Was meinst du mit casten, ich dachte eher daran, dass ich da irgendwo eine if -Abfrage einbauen muss, ob ein Token nur Ziffern beinhaltet - ich kann aus deinem Tipp nicht ableiten was ich machen soll, sorry.


----------



## Atze (18. Aug 2009)

sorry, hab mich wphl nicht richtig ausgedrückt, außerdem ha ich mich auch n bischen vertan. ich nahm an, dass die methode next() ein object zurückgibt. sie gibt aber einen string, was aber auch nicht weiter schlimm ist. du musst dann wohl statt der methode nextInt() die methode next() aufrufen und versuchen den string in eine zahl zu parsen. vorher solltest du wie gesagt noch gucken, ob dies möglich ist, vielleicht mit nem regulären ausdruck.


----------



## Jay1980 (18. Aug 2009)

Servus,

ich habe nun nochmal das Kapitel Strings und deren Anwendung in der Insel überflogen. Es gibt sehr viele Möglichkeiten wie mir scheint, leider steh ich weiterhin ziemlich auf dem Schlauch, was die Umsetzung von 'huepfe eine Zeile weiter, wenn die Zeile nicht

inteins intzwei

aufgebaut ist. Ich glaube da hilft mir zum Verständnis auch nur die konkrete if-Abfrage die ich vor den hasNextInt() Blöcken schreiben muss, die mir in die nächste Iteration springt - diese Lösung kann ich dann durchdenken und nachvollziehen. hasNextInt() macht soweit ich das beurteilen kann genau, das was du gesagt hast Atze, also via next() den Token liefern lassen und in einen Integer parsen.


----------



## Atze (18. Aug 2009)

ja, nextInt macht das, aber du weißt ja nicht, ob du immer nen string hast, den du parsen kannst. und kommt eine zeichenkette, fliegt er raus. deswegen sofort den string nehmen und selbst gucken, ob es eine zahl sein kann.
dass du halt so komische strings drin hast, das meinte ich mit nicht-homogen


----------



## bygones (18. Aug 2009)

mal ehrlich... versteht einer diese skip Methode ?

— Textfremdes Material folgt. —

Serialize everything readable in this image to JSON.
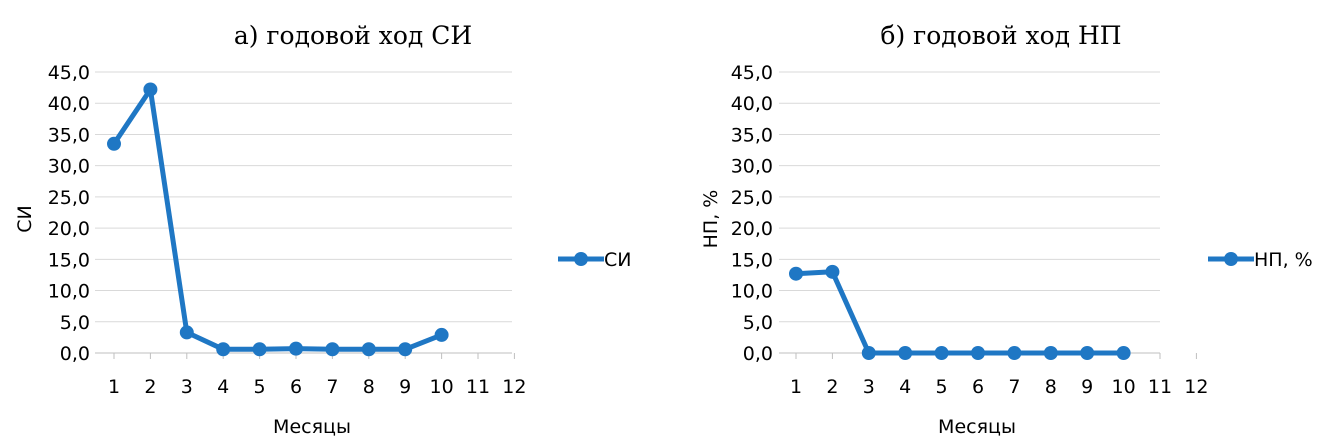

wuerde mich auch brennend interessieren. Sie einfach mal zu rufen ist ja kein Problem aber geht das ueberhaupt in einer schleife ?

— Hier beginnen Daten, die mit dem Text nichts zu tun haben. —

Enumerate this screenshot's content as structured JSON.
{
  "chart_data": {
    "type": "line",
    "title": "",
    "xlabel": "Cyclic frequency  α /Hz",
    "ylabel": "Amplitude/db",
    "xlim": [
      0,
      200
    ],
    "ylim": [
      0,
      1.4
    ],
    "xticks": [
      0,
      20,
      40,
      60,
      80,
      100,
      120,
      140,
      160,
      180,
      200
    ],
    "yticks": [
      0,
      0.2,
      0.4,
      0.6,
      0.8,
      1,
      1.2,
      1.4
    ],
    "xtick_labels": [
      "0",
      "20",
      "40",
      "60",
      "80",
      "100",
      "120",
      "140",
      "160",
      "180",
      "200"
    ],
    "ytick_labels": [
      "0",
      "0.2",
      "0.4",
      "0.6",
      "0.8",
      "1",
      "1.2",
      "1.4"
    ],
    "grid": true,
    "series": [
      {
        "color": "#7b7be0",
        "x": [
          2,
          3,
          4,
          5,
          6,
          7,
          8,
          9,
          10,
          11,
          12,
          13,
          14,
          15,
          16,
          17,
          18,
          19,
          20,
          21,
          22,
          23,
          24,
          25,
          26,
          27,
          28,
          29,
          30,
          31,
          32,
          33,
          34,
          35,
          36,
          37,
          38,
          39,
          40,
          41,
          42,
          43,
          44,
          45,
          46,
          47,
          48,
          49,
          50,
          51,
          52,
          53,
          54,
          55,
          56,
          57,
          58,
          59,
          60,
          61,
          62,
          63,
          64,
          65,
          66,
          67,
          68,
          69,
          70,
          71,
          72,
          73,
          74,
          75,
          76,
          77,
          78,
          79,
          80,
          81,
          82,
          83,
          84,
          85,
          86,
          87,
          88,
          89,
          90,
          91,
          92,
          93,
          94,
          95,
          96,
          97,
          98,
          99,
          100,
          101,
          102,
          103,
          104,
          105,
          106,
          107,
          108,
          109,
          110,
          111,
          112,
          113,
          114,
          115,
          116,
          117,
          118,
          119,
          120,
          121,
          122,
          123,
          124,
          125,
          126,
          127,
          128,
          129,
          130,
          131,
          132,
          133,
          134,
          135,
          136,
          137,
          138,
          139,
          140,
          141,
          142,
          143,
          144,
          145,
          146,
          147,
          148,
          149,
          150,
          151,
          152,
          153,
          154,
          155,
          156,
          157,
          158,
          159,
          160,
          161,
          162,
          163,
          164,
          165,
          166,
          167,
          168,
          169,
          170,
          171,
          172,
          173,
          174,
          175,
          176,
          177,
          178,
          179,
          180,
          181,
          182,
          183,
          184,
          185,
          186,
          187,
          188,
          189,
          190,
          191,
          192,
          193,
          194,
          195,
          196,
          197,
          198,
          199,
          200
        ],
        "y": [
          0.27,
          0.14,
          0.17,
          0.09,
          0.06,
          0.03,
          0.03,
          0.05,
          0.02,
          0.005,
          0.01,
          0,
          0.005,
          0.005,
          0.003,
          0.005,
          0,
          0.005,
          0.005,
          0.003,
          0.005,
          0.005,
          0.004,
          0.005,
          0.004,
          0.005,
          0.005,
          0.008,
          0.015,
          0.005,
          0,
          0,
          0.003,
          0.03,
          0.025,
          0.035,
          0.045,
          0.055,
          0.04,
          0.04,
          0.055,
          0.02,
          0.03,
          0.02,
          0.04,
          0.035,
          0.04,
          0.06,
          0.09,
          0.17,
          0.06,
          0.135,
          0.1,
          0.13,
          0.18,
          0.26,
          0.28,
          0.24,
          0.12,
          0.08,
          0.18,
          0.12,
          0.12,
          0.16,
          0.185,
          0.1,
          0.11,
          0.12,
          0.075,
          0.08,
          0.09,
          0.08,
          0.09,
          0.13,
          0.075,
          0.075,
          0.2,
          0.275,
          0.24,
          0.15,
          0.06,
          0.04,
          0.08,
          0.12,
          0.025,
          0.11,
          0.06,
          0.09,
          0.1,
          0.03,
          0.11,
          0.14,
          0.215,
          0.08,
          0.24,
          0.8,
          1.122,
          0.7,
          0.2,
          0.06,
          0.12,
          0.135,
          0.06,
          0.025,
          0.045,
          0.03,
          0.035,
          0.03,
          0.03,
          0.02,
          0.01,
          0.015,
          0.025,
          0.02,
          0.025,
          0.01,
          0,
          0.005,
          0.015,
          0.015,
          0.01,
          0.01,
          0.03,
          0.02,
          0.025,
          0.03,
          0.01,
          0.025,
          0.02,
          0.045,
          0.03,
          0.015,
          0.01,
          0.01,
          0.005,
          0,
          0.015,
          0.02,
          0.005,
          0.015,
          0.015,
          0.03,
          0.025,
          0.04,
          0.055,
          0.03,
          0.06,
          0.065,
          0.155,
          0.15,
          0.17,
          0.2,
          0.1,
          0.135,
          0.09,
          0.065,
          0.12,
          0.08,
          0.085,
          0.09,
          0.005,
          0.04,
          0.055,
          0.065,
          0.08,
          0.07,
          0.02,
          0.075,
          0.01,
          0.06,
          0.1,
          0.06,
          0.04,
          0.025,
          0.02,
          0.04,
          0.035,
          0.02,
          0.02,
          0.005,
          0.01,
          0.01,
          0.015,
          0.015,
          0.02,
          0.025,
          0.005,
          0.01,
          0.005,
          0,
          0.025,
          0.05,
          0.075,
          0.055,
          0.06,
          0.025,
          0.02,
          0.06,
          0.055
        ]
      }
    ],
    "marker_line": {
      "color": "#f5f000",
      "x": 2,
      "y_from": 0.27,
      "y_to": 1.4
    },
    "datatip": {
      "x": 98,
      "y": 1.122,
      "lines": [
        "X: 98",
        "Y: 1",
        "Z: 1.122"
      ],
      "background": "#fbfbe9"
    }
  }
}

wuesste auch nix anderes als einfach ueber next() alles einlesen und schauen ob es eine Zahl ist


----------



## Jay1980 (18. Aug 2009)

Kann mir bitte einer diese eine Zeile als Code posten (das einfach über next() einlesen und schauen ob es eine Zahl ist) - danke.


----------



## Atze (19. Aug 2009)

```
String stringX = scanner.next();
if(stringX.matches("(-?)(\\d+)")){
	int intX = Integer.parseInt(stringX);
}
```


----------



## Jay1980 (21. Aug 2009)

Servus, es geht langsam weiter mit meiner Einleseaktion, jetzt kann ich mir folgendes nicht erklären: die erste Zeile wird wie geplant uebersprungen nachdem das erste Zeichen ein '#' ist. Die zweite Zeile wird dann ja geliefert. Nun sagt mir Eclipse in dieser Zeile liegen '100 100\n', also sollte daraus eigentlich der Punkt(100, 100) gebastelt werden. Aber obwohl in dieser Zeile gar kein 200 vorkommt, ist y 200 statt 100 - mir unerklärlich. Es scheint daran zu liegen, dass da irgendwas mit nextInt() ist, was ich nicht vorhersehe - ich dachte, das erste nextInt() liefert mir die 100 und der zweite nextInt() die zweite 100 ?!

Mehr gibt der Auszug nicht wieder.